At the top of the hill I start running again, but this time I’m thinking about sobriety. Not exactly sobriety. I went to a running store with someone who is newly sober yesterday. I was sharing information about what I’ve learned about how a really good pair of running socks that’ll cost anywhere between fifteen and twenty dollars can really change your whole run.

“See that,” I said, “There aren’t any seams at the toes so you won’t blister there, and because they’re wool, when you run through puddles your feel will dry out quickly.” I was excited to talk about gloves. “Expect to spend fifty or sixty bucks on a good pair of gloves. They’re totally worth it. If I have warm hands, ears, and feet, I can go all day.” And I explain that it’s good to get your stuff out and ready, “because if you have to dig through and find everything, you’ll never leave the house, I promise you!”

My god, I’ve spent a lot of money on running gear. And while I’m running I’m thinking about the cost. Sometimes I’ll buy new gear just because I know it’ll get me back out the door and into the woods. But it hurts. In MY mind running is supposed to be free. I mean, I ran entire marathons in prison with nothing but cross trainers and rolled up pants and a t-shirt. How did I become so spoiled? When did I start needing all of this shit?!?

I’m squishing my way down a swamp trail now at a decent enough clip.

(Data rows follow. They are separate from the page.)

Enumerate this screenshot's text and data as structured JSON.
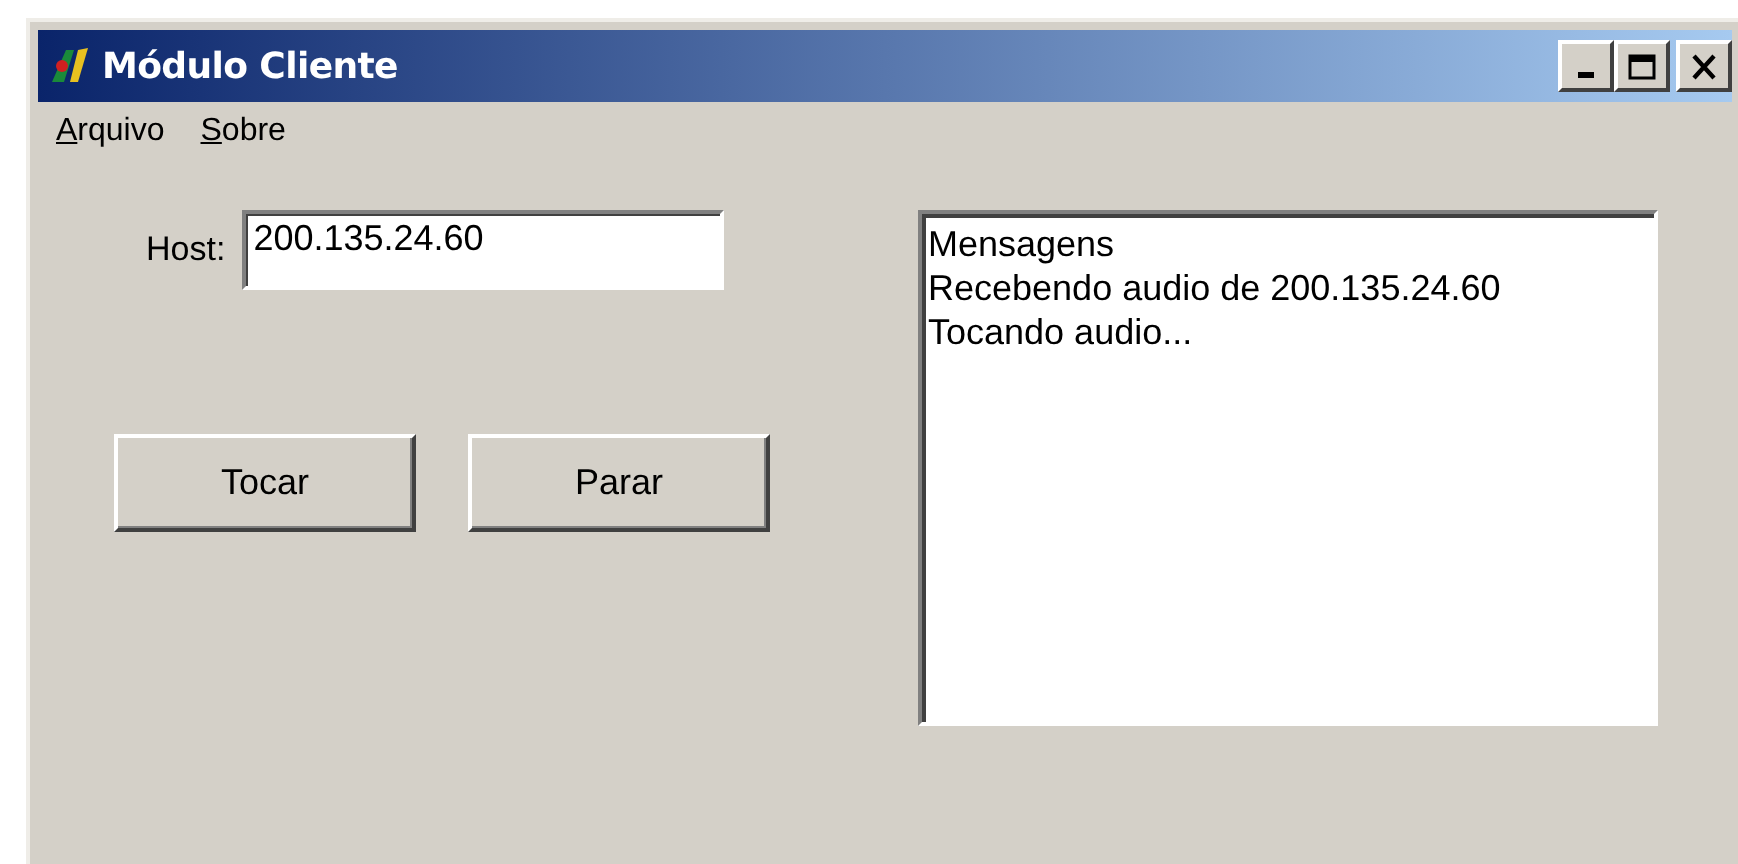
{
  "window": {
    "title": "Módulo Cliente"
  },
  "menu": [
    {
      "access_key": "A",
      "rest": "rquivo"
    },
    {
      "access_key": "S",
      "rest": "obre"
    }
  ],
  "host": {
    "label": "Host:",
    "value": "200.135.24.60"
  },
  "buttons": [
    "Tocar",
    "Parar"
  ],
  "messages": [
    "Mensagens",
    "Recebendo audio de 200.135.24.60",
    "Tocando audio..."
  ]
}
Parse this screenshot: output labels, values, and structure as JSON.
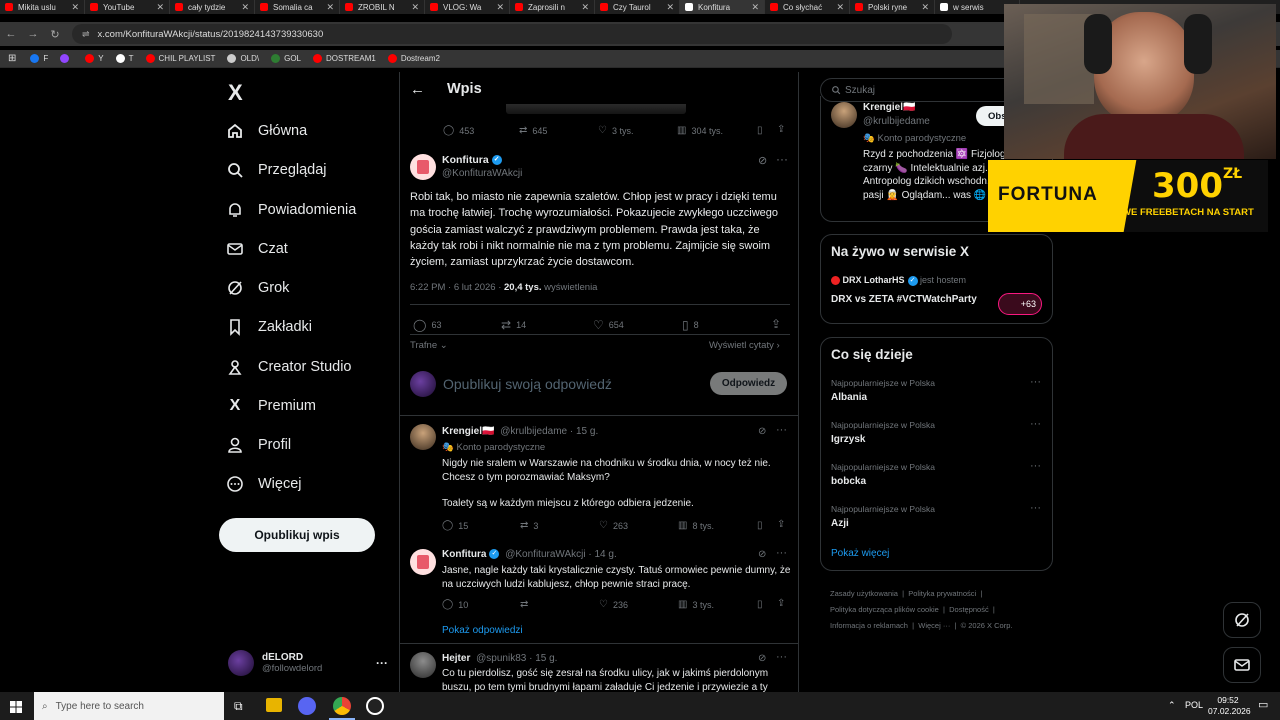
{
  "browser": {
    "tabs": [
      {
        "label": "Mikita uslu",
        "color": "#ff0000"
      },
      {
        "label": "YouTube",
        "color": "#ff0000"
      },
      {
        "label": "cały tydzie",
        "color": "#ff0000"
      },
      {
        "label": "Somalia ca",
        "color": "#ff0000"
      },
      {
        "label": "ZROBIL N",
        "color": "#ff0000"
      },
      {
        "label": "VLOG: Wa",
        "color": "#ff0000"
      },
      {
        "label": "Zaprosili n",
        "color": "#ff0000"
      },
      {
        "label": "Czy Taurol",
        "color": "#ff0000"
      },
      {
        "label": "Konfitura",
        "color": "#ffffff"
      },
      {
        "label": "Co słychać",
        "color": "#ff0000"
      },
      {
        "label": "Polski ryne",
        "color": "#ff0000"
      },
      {
        "label": "w serwis",
        "color": "#ffffff"
      }
    ],
    "url": "x.com/KonfituraWAkcji/status/2019824143739330630",
    "bookmarks": [
      {
        "label": "F",
        "color": "#1877f2"
      },
      {
        "label": "",
        "color": "#9146ff"
      },
      {
        "label": "Y",
        "color": "#ff0000"
      },
      {
        "label": "T",
        "color": "#ffffff"
      },
      {
        "label": "CHIL PLAYLIST",
        "color": "#ff0000"
      },
      {
        "label": "OLD\\",
        "color": "#cccccc"
      },
      {
        "label": "GOL",
        "color": "#2e7d32"
      },
      {
        "label": "DOSTREAM1",
        "color": "#ff0000"
      },
      {
        "label": "Dostream2",
        "color": "#ff0000"
      }
    ]
  },
  "nav": {
    "logo": "X",
    "items": [
      {
        "label": "Główna",
        "icon": "home-icon"
      },
      {
        "label": "Przeglądaj",
        "icon": "search-icon"
      },
      {
        "label": "Powiadomienia",
        "icon": "bell-icon"
      },
      {
        "label": "Czat",
        "icon": "mail-icon"
      },
      {
        "label": "Grok",
        "icon": "grok-icon"
      },
      {
        "label": "Zakładki",
        "icon": "bookmark-icon"
      },
      {
        "label": "Creator Studio",
        "icon": "creator-icon"
      },
      {
        "label": "Premium",
        "icon": "x-icon"
      },
      {
        "label": "Profil",
        "icon": "person-icon"
      },
      {
        "label": "Więcej",
        "icon": "more-icon"
      }
    ],
    "post_button": "Opublikuj wpis",
    "account": {
      "name": "dELORD",
      "handle": "@followdelord",
      "more": "···"
    }
  },
  "header": {
    "title": "Wpis",
    "back": "←"
  },
  "prev_stats": {
    "replies": "453",
    "reposts": "645",
    "likes": "3 tys.",
    "views": "304 tys."
  },
  "main_post": {
    "author": "Konfitura",
    "handle": "@KonfituraWAkcji",
    "text": "Robi tak, bo miasto nie zapewnia szaletów. Chłop jest w pracy i dzięki temu ma trochę łatwiej. Trochę wyrozumiałości. Pokazujecie zwykłego uczciwego gościa zamiast walczyć z prawdziwym problemem. Prawda jest taka, że każdy tak robi i nikt normalnie nie ma z tym problemu. Zajmijcie się swoim życiem, zamiast uprzykrzać życie dostawcom.",
    "time": "6:22 PM · 6 lut 2026 · ",
    "views_value": "20,4 tys.",
    "views_label": " wyświetlenia",
    "replies": "63",
    "reposts": "14",
    "likes": "654",
    "bookmarks": "8",
    "sort_label": "Trafne",
    "quotes_label": "Wyświetl cytaty"
  },
  "reply_box": {
    "placeholder": "Opublikuj swoją odpowiedź",
    "button": "Odpowiedz"
  },
  "replies": [
    {
      "author": "Krengiel🇵🇱",
      "handle": "@krulbijedame · 15 g.",
      "badge": "Konto parodystyczne",
      "text1": "Nigdy nie sralem w Warszawie na chodniku w środku dnia, w nocy też nie. Chcesz o tym porozmawiać Maksym?",
      "text2": "Toalety są w każdym miejscu z którego odbiera jedzenie.",
      "replies": "15",
      "reposts": "3",
      "likes": "263",
      "views": "8 tys."
    },
    {
      "author": "Konfitura",
      "handle": "@KonfituraWAkcji · 14 g.",
      "text1": "Jasne, nagle każdy taki krystalicznie czysty. Tatuś ormowiec pewnie dumny, że na uczciwych ludzi kablujesz, chłop pewnie straci pracę.",
      "replies": "10",
      "reposts": "",
      "likes": "236",
      "views": "3 tys.",
      "show_replies": "Pokaż odpowiedzi"
    },
    {
      "author": "Hejter",
      "handle": "@spunik83 · 15 g.",
      "text1": "Co tu pierdolisz, gość się zesrał na środku ulicy, jak w jakimś pierdolonym buszu, po tem tymi brudnymi łapami załaduje Ci jedzenie i przywiezie a ty"
    }
  ],
  "right": {
    "search_placeholder": "Szukaj",
    "profile_card": {
      "name": "Krengiel🇵🇱",
      "handle": "@krulbijedame",
      "follow": "Obs",
      "badge": "Konto parodystyczne",
      "bio": "Rzyd z pochodzenia 🔯 Fizjologicznie czarny 🍆 Intelektualnie azj... Antropolog dzikich wschodn... plemion z pasji 🧝 Oglądam... was 🌐"
    },
    "live": {
      "title": "Na żywo w serwisie X",
      "host": "DRX LotharHS",
      "host_suffix": " jest hostem",
      "event": "DRX vs ZETA #VCTWatchParty",
      "count": "+63"
    },
    "trends": {
      "title": "Co się dzieje",
      "items": [
        {
          "context": "Najpopularniejsze w Polska",
          "name": "Albania"
        },
        {
          "context": "Najpopularniejsze w Polska",
          "name": "Igrzysk"
        },
        {
          "context": "Najpopularniejsze w Polska",
          "name": "bobcka"
        },
        {
          "context": "Najpopularniejsze w Polska",
          "name": "Azji"
        }
      ],
      "more": "Pokaż więcej"
    },
    "footer": {
      "l1": "Zasady użytkowania",
      "l2": "Polityka prywatności",
      "l3": "Polityka dotycząca plików cookie",
      "l4": "Dostępność",
      "l5": "Informacja o reklamach",
      "l6": "Więcej ···",
      "l7": "© 2026 X Corp."
    }
  },
  "overlay": {
    "brand": "FORTUNA",
    "amount": "300",
    "currency": "ZŁ",
    "promo": "WE FREEBETACH NA START"
  },
  "taskbar": {
    "search_placeholder": "Type here to search",
    "lang": "POL",
    "time": "09:52",
    "date": "07.02.2026"
  }
}
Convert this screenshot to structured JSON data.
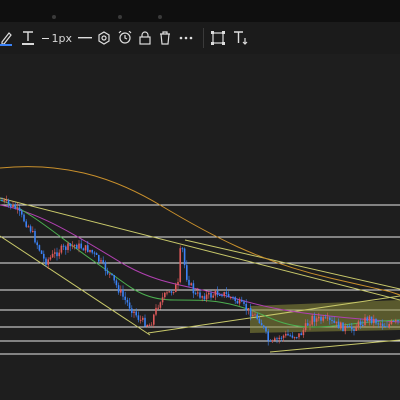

And it hits me. It hurts my feelings AND I feel guilty every single time I buy ANOTHER pair of socks, another new pair of gloves, a new shirt…or sign up for yet another race. But then I start thinking about comparative pricing. 

“Wonder what a bottle of Makers Mark or Jack Daniel’s is costing these days? I bet I’m wearing a good half ounce of weed on my feet right now? How many nights at the bar did these gloves cost?” 

But that thought is completely interrupted by this beautiful stillness. 

This quiet, young, adolescent deer, who is completely bushed out for the winter is standing directly next to me. So close, with this deeply inquisitive look, like he doesn’t even see me for the predator that I am. He somehow seems to know that I am harmless now. And he’s just so close. I could reach out and soft pet his nose. I tell him calmly that I’m not here to hurt him, that I just want to look at him; and together we share this moment.

And I know that somehow I have come all of this way- for this. I give him the slightest of bows, thank him, and continue onward. The sky is grey, but it is light out now, the coldness has left my body, and once again, it has all been worth it.